I was in the bookstore just leafing through iteams and found this book. I was dating a soldier at the time whom was on his 2nd of ultimately 4.. so far.. tours in Iraq. When I read this book, I was in tears and I knew deep down that the families of these soldiers and the soldiers themselves were being heard. I was so thankfull that they would open their families, loves, situations, up to the masses.

God Bles
Phenomenal book. Carroll lost all his family's letters in a house fire and so wrote to Dear Abby to warn others of the danger of losing their history. He set up a post office box and volunteered to keep photocopies of anyone's letters. He received 50,000 responses. This books contains a few of them.

The narration gives some context, weaving together the different letters starting with the Civil War. FABULOUS!! I recommended that my library purchase the other audiobooks that Carroll has published
I only read some parts of it due to I had to write for School, yet the letter that I read ranged from sad to happy.
The letters were absolutely fascinating, but the book was a bit hard to get through. I would recommend not approaching it as a work to read in full, but as a piece to pick up and read through bit by bit, a few letters a night. The stories are important and must be told - reading too many at a time causes them to run together. This took me over a year to finally finish, but it was a worthy opponent for that year.
Great military history read of all the wars the United States have ever been involved with. It should afford every reader the opportunity to appreciate all of the sacrifices made by each successive generation that have participated in these conflicts. It is hard to imagine our existence as a great country without these experiences and sacrifices. This comes highly recommended as a valuable historical reference.
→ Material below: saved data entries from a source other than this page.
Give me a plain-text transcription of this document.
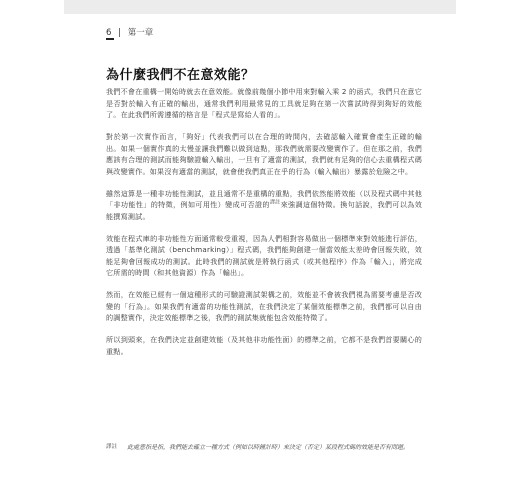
6 | 第一章
為什麼我們不在意效能？

我們不會在重構一開始時就去在意效能。就像前幾個小節中用來對輸入乘 2 的函式，我們只在意它是否對於輸入有正確的輸出，通常我們利用最常見的工具就足夠在第一次嘗試時得到夠好的效能了。在此我們所需遵循的格言是「程式是寫給人看的」。

對於第一次實作而言，「夠好」代表我們可以在合理的時間內，去確認輸入確實會產生正確的輸出。如果一個實作真的太慢並讓我們難以做到這點，那我們就需要改變實作了。但在那之前，我們應該有合理的測試而能夠驗證輸入輸出，一旦有了適當的測試，我們就有足夠的信心去重構程式碼與改變實作。如果沒有適當的測試，就會使我們真正在乎的行為（輸入輸出）暴露於危險之中。

雖然這算是一種非功能性測試，並且通常不是重構的重點，我們依然能將效能（以及程式碼中其他「非功能性」的特徵，例如可用性）變成可否證的$^{譯註}$來強調這個特徵。換句話說，我們可以為效能撰寫測試。

效能在程式庫的非功能性方面通常較受重視，因為人們相對容易做出一個標準來對效能進行評估，透過「基準化測試（benchmarking）」程式碼，我們能夠創建一個當效能太差時會回報失敗，效能足夠會回報成功的測試。此時我們的測試就是將執行函式（或其他程序）作為「輸入」，將完成它所需的時間（和其他資源）作為「輸出」。

然而，在效能已經有一個這種形式的可驗證測試架構之前，效能並不會被我們視為需要考慮是否改變的「行為」。如果我們有適當的功能性測試，在我們決定了某個效能標準之前，我們都可以自由的調整實作，決定效能標準之後，我們的測試集就能包含效能特徵了。

所以到頭來，在我們決定並創建效能（及其他非功能性面）的標準之前，它都不是我們首要關心的重點。

譯註 此處意指是指，我們能去確立一種方式（例如以時鐘計時）來決定（否定）某段程式碼的效能是否有問題。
This book is a collection of letters from American wars since the Civil War. The letters are great snapshots in time, bringing their histories alive. But what surprised me was the quality of the editor's (/author's) comments and narrations between each letter that strings them all into a very concise and well told history of American warfare from the soldiers' point of view. Great book.
Curt Bozif
Very interesting. Carroll does a good job of balancing letters from famous individuals like William Tecumseh Sherman and George S. Patton with letters from regular folk. Carroll includes short paragraphs before and after each letter to provide some context for each. These paragraphs great little history lesson and Carroll waits to reveal the fate of each letter's author until the end.